My virtual body

n.c.

Samedi 26 décembre 2009

Activiste du Net art, Tamara Laï a multiplié les projets collaboratifs et solo, et sondé les limites des relations virtuelles. Avant de se reconnecter à la réalité.

À quoi renvoie le concept de Net art en réseau ?

Le Net art est un phénomène très fort. Le produit fini n’en est qu’une partie visible. Ce que l’on ne voit pas, c’est le socle, c’est à dire les échanges sur le net.

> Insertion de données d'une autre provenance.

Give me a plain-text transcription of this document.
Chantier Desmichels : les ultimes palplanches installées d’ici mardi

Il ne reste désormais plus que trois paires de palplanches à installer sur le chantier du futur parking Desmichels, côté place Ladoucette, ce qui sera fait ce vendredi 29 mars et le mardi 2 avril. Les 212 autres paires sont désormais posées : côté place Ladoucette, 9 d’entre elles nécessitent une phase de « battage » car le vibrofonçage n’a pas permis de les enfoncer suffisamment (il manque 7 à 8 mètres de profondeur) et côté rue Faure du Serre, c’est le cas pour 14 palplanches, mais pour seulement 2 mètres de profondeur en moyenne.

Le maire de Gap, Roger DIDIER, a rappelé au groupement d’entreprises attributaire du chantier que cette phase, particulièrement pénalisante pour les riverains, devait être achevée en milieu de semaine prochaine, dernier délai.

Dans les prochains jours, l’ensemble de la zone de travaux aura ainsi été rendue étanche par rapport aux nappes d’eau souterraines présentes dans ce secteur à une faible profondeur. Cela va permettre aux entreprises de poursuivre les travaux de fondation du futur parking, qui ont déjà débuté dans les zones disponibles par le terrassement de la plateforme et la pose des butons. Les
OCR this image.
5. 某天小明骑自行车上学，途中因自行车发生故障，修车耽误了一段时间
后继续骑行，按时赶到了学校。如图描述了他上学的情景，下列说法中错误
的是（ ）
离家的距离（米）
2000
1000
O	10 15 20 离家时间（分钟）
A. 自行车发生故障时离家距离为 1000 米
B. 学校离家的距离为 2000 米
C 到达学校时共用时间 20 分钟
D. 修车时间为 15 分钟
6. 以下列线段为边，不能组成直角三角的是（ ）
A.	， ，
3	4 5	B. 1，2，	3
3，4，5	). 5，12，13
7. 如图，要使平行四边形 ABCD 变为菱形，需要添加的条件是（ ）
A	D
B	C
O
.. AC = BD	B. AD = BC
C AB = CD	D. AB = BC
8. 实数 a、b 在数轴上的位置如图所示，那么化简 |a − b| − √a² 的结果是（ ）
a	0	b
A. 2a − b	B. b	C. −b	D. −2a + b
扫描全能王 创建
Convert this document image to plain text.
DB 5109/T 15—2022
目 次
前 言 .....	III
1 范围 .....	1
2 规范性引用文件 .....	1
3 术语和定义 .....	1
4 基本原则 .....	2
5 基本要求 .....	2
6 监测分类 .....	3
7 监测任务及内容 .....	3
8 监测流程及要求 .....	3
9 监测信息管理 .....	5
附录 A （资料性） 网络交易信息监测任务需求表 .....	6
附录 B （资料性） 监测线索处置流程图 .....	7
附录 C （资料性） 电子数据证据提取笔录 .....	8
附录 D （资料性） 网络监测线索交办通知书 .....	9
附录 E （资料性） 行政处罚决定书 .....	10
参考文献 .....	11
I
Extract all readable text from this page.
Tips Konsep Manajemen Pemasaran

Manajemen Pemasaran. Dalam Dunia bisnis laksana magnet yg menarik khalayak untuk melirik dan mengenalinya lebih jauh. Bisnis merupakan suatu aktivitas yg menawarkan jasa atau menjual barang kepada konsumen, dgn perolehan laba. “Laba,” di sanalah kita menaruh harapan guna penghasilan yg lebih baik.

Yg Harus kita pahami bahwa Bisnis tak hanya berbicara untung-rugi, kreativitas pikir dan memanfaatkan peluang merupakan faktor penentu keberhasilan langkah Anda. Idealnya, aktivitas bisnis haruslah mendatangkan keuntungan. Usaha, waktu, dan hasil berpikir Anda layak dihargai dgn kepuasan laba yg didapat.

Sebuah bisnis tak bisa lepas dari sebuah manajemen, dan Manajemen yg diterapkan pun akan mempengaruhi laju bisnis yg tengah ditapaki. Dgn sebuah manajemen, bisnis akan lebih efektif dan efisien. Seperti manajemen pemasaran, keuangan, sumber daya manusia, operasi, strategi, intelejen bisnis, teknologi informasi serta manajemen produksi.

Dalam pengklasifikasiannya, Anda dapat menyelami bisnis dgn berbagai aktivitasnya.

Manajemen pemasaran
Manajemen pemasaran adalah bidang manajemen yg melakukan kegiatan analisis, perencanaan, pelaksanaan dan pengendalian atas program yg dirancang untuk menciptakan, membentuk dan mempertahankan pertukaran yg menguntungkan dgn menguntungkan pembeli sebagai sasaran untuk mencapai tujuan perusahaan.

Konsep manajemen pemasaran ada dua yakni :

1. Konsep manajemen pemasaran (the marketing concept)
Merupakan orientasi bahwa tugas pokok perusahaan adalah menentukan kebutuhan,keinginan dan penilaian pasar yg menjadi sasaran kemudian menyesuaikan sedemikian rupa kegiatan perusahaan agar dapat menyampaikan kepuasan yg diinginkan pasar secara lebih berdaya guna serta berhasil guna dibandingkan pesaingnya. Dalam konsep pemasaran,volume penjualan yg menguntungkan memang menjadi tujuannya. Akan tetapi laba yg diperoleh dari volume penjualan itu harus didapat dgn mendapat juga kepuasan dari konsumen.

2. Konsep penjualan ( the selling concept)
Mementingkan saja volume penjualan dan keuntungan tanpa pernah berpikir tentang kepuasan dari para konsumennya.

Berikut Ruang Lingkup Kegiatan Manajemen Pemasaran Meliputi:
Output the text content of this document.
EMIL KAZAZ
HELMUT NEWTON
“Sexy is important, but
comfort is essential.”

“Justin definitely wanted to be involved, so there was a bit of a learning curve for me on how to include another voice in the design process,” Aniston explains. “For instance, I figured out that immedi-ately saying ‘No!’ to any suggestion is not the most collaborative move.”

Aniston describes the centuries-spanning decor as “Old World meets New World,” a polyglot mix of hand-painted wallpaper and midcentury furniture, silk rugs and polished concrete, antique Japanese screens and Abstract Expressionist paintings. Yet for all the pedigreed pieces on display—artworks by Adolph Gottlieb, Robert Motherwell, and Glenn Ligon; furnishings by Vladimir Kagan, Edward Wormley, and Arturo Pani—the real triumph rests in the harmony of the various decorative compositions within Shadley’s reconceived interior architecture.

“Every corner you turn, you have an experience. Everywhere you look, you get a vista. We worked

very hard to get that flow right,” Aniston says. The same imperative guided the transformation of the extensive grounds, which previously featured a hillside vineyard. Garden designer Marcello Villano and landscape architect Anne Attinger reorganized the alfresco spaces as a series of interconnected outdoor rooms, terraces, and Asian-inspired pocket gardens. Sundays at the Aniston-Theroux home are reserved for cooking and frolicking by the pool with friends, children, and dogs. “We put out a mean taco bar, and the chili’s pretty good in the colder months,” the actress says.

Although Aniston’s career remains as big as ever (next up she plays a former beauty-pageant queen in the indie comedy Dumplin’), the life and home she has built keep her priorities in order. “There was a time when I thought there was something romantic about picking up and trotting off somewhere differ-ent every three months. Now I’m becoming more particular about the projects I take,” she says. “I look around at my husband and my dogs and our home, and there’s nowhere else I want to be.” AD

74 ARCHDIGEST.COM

Le Net art, grâce à la connexion planétaire simultanée, à la circulation ininterrompue de messages écrits, à la navigation hypertextuelle et à l’interactivité, aux transferts de documents à la vitesse de la lumière, aux jeux de copier/coller, à l’association du texte au son, à l’image fixe, à l’animation vidéo, etc, se distingue des autres disciplines par le fait qu’il est très souvent évolutif, c’est à dire qu’il est toujours possible d’y apporter des modifications et des compléments. Un site n’est jamais figé, le produit évolue, parfois vers tout autre chose.

Comment s’opèrent ces collaborations en ligne ?

Dans tout travail en équipe, il y a un « chef d’orchestre » qui dirige l’ensemble vers une unité, tout en respectant l’individualité de chacun. C’est ce que j’essaie de faire dans ces projets participatifs et collaboratifs en réseau : favoriser les rencontres, l’échange d’imaginaires, dans la recherche d’une symbiose, utopique peut-être, mais c’est la règle du jeu. Il s’agit dès lors pour le participant de jouer individuellement, tout en s’intégrant dans un ensemble. Ce qui induit la mise en sommeil de l’ego, au profit d’un échange proche du don de soi.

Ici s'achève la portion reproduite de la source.